Nach dem Treffen mit Desalegn betonte Li: „Das Schicksal Chinas und Afrikas
ist eng miteinander verknüpft. Wir haben uns im Kampf um unsere Unabhängigkeit
gegenseitig unterstützt. Und im Zuge der nationalen Entwicklung haben wir uns
immer als Gleiche behandelt.“
Desalegn antwortete: „Unsere Beziehung ist eine strategische Beziehung, und
das nicht nur für ein oder zwei oder ein paar Jahre. Es ist eine strategische
Beziehung. Sie wächst mit der Zeit und wird von Tag zu Tag stärker, und wir
wollen diese Beziehung zwischen unseren beiden Ländern nähren und
ausweiten.“
Chinas Handelsminister Gao Hucheng sagte am folgenden Tag in Addis Abeba,
Lis Besuch werde die chinesisch-afrikanischen Wirtschafts- und
Handelsbeziehungen mit mehr Leben erfüllen.
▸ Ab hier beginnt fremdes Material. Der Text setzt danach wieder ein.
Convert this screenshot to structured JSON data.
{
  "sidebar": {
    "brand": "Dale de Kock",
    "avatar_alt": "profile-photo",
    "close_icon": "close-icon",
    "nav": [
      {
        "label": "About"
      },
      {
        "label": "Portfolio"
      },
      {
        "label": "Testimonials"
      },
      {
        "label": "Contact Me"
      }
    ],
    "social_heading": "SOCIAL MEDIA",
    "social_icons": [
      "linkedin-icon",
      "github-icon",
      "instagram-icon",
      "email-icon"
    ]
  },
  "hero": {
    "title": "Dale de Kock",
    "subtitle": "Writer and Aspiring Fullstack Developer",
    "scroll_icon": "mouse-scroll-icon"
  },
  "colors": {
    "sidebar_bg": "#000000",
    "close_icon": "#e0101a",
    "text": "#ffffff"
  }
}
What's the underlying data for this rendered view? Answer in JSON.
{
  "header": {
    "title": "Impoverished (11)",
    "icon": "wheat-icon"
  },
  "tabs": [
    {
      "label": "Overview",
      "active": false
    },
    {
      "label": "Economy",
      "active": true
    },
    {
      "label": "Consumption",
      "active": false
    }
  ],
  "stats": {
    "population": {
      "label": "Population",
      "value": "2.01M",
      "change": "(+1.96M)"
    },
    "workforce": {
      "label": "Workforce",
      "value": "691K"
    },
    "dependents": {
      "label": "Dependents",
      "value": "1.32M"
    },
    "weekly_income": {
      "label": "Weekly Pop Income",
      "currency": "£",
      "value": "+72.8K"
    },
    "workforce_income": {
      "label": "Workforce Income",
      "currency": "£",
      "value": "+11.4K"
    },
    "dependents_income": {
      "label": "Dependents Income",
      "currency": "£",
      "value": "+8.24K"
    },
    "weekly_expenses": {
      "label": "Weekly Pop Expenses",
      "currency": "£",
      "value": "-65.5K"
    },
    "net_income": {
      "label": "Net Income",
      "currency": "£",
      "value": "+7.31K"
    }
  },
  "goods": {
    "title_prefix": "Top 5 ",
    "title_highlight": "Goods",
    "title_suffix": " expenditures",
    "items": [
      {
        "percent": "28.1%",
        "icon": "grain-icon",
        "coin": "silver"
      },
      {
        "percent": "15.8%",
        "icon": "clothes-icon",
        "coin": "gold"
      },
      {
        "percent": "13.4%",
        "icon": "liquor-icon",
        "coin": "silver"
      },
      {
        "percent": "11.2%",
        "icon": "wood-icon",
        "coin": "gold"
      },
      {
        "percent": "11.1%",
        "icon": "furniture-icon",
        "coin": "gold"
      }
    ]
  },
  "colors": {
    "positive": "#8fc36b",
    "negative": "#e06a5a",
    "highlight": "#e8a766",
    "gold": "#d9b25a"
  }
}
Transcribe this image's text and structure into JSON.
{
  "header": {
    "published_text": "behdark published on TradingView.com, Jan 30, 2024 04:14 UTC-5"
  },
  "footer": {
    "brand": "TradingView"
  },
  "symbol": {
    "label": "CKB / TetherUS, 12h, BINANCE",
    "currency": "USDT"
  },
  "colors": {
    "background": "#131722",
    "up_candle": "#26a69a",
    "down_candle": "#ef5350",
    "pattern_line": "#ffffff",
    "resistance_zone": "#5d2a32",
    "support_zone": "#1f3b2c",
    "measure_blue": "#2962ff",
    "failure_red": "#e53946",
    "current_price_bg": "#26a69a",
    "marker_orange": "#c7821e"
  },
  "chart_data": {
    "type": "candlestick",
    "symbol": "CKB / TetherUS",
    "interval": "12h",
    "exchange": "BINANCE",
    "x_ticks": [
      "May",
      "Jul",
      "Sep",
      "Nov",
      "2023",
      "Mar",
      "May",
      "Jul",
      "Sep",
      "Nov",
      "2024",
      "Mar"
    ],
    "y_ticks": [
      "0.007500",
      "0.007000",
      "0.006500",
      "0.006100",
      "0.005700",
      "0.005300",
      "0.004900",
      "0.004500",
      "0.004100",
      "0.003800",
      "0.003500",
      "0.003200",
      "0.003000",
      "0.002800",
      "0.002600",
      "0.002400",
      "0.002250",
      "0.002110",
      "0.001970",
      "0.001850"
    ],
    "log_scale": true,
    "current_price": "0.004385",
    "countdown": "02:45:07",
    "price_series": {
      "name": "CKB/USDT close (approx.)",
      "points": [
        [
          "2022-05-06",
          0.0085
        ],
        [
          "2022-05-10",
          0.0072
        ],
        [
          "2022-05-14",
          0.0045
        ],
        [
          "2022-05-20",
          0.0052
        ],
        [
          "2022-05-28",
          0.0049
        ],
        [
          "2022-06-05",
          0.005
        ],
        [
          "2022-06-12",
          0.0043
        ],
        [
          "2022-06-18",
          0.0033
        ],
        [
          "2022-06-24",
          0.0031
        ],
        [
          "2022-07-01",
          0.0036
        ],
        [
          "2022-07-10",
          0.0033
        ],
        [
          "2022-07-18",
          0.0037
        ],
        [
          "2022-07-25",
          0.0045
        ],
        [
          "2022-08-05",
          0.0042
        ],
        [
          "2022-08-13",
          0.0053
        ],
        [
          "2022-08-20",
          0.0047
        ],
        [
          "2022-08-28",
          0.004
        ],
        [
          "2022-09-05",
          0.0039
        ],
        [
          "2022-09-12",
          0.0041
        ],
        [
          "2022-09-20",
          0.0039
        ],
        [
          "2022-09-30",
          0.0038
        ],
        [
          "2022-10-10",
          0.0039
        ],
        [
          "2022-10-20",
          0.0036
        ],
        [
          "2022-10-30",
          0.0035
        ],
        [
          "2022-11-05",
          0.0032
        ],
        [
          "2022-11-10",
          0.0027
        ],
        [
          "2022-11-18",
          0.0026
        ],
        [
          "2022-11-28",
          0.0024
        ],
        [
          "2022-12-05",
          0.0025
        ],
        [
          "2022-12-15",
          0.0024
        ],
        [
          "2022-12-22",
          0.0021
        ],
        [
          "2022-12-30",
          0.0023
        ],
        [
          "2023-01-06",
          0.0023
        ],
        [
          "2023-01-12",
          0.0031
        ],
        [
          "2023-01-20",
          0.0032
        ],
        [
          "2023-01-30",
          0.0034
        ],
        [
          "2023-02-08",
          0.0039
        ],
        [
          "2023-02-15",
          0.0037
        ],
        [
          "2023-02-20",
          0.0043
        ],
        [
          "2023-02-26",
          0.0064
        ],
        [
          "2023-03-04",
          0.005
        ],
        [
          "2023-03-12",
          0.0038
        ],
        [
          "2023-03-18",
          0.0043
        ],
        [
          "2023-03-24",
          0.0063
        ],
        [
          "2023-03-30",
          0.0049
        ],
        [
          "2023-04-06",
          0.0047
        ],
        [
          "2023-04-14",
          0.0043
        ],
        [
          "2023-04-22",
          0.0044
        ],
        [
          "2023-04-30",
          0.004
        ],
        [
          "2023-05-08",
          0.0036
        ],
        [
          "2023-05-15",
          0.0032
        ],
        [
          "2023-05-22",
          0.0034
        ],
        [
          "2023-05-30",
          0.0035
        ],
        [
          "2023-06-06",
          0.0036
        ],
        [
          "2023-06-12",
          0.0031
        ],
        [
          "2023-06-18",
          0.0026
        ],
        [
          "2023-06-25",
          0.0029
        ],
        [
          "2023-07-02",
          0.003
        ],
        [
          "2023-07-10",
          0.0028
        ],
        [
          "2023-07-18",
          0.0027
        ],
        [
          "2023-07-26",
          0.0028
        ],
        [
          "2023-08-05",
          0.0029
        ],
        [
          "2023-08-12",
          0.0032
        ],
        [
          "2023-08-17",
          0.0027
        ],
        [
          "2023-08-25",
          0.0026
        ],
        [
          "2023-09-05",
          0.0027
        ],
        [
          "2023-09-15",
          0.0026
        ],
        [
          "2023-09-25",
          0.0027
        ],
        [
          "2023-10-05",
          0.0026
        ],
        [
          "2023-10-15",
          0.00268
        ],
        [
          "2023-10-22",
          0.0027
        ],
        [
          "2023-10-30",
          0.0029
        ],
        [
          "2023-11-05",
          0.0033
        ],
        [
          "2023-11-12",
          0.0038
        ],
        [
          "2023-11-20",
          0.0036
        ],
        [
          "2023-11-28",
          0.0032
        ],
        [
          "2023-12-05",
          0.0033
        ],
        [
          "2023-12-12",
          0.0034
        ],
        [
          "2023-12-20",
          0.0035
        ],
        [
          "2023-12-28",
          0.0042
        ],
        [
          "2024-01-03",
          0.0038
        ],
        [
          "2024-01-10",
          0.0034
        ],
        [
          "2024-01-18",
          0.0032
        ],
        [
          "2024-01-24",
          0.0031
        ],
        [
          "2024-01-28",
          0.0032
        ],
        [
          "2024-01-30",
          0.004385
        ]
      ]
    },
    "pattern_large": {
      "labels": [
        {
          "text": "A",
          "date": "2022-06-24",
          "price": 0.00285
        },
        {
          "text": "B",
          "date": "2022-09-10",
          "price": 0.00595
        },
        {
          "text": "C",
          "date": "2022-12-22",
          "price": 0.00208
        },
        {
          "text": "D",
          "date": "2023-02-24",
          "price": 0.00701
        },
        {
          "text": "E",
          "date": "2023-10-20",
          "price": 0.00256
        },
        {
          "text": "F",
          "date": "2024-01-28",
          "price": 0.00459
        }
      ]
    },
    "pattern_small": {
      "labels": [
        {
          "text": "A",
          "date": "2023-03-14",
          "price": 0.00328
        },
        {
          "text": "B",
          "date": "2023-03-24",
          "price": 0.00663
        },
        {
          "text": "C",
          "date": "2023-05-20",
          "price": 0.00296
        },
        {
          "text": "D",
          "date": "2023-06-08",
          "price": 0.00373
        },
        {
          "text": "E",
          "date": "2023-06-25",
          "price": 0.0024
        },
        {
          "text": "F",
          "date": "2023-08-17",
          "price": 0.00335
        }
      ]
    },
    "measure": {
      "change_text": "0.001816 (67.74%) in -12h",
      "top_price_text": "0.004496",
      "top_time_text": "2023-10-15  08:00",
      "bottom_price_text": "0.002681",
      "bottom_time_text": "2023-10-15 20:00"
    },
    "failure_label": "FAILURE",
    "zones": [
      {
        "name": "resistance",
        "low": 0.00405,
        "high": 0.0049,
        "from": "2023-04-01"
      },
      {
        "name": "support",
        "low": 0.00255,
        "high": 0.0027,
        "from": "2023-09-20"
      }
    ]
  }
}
Der Bau von Infrastruktur zur
Verbesserung der Verbindungen zwischen den Regionen sei wesentlich für die
wirtschaftliche Integration Afrikas. China wolle seine Wettbewerbsvorteile
nutzen, um die Zusammenarbeit im Bereich Straßen, Eisenbahnen, Häfen,
Luftfahrt, Elektrizität und Kommunikation auszuweiten, und Lis Besuch ziele
darauf ab, solche Projekte voranzutreiben.
Gao fuhr fort, diese von China unterstützte Entwicklung werde die
Ansiedelung chinesischer Betriebe in Afrika erleichtern, Wachstum und
Wohlstand „Made in Africa“ fördern und Investitionen zum Dreh- und Angelpunkt
von engeren, inklusiveren und nachhaltigeren Wirtschafts- und
Handelsbeziehungen zwischen China und Afrika machen.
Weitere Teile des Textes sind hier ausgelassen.